Однажды, в общем хаосе, они наткнулись в заброшенной деревне на труппу слепых музыкантов. Те шагали, поддерживая друг друга под локти, за зрячей девочкой – не старше восьми или девяти лет. Воробушек спросил у матери, как спрячутся слепые музыканты – что, пошатываясь, волоклись вперед, как веревка по пыльной дороге, – когда нагрянет авиация и разнесет на куски дома и беженцев, деревья и реки. Большая Матушка ответила, не щадя: “Их дни сочтены. Разве можно одной ладонью прикрыть небо?” И это была правда. Год за годом дороги шли выбоинами и проваливались, исчезали, втоптанные в грязь, целые города, оставив после себя только мусор, псов и гнилостный, тошнотворно сладкий запах трупов – сперва сотен, потом тысяч, а затем миллионов. И все же слова десяти тысяч песен (“Между мною и тобою разливается река, / жизнь моя и мое сердце на двух разных берегах…”) настолько вытеснили в памяти Воробушка все остальное, что взрослым он уже мало что помнил о войне. Только ту труппу слепых музыкантов никак не мог забыть. Однажды, в начале войны, и затем, к вящему изумлению, почти к ее концу, они вновь появились вместе со зрячей девочкой – уже подростком, – возникнув из ниоткуда и канув в никуда бесконечно вьющейся между зданий лентой, гудя на ходу своими инструментами. Они что, в самом деле существовали? Неужели они с Большой Матушкой и Завитком, как и эти музыканты, сами того не зная, нашли способ выжить, став совершенными невидимками?

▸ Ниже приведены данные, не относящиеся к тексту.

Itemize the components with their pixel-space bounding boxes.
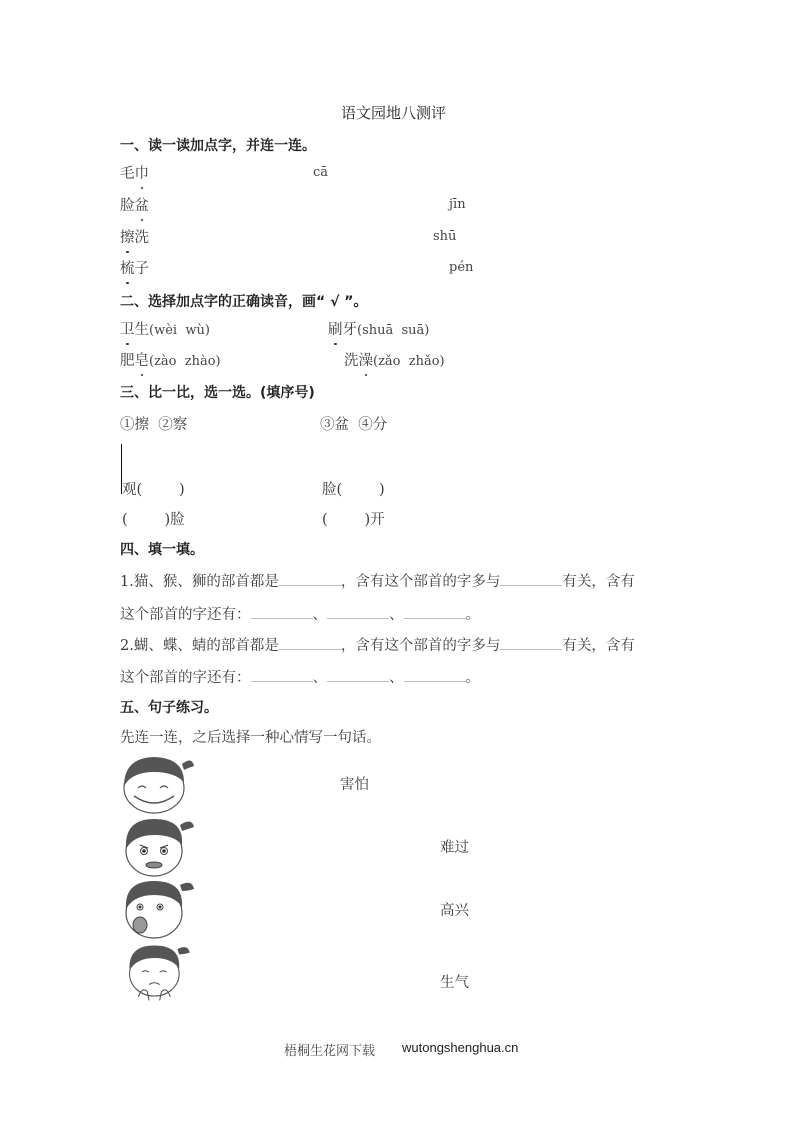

Был сорок девятый год, и гражданская война вяло ковыляла к своему завершению. Город, где они тогда были, стоял на широкой реке, и тающий лед снаружи трещал так, словно всему Китаю ломали кости. В какой-то момент между песнями появилось перевернутое вверх ногами лицо заглянувшей под стол Большой Матушки, широкое и мягкое.
Она выдала ему один грушевый леденец.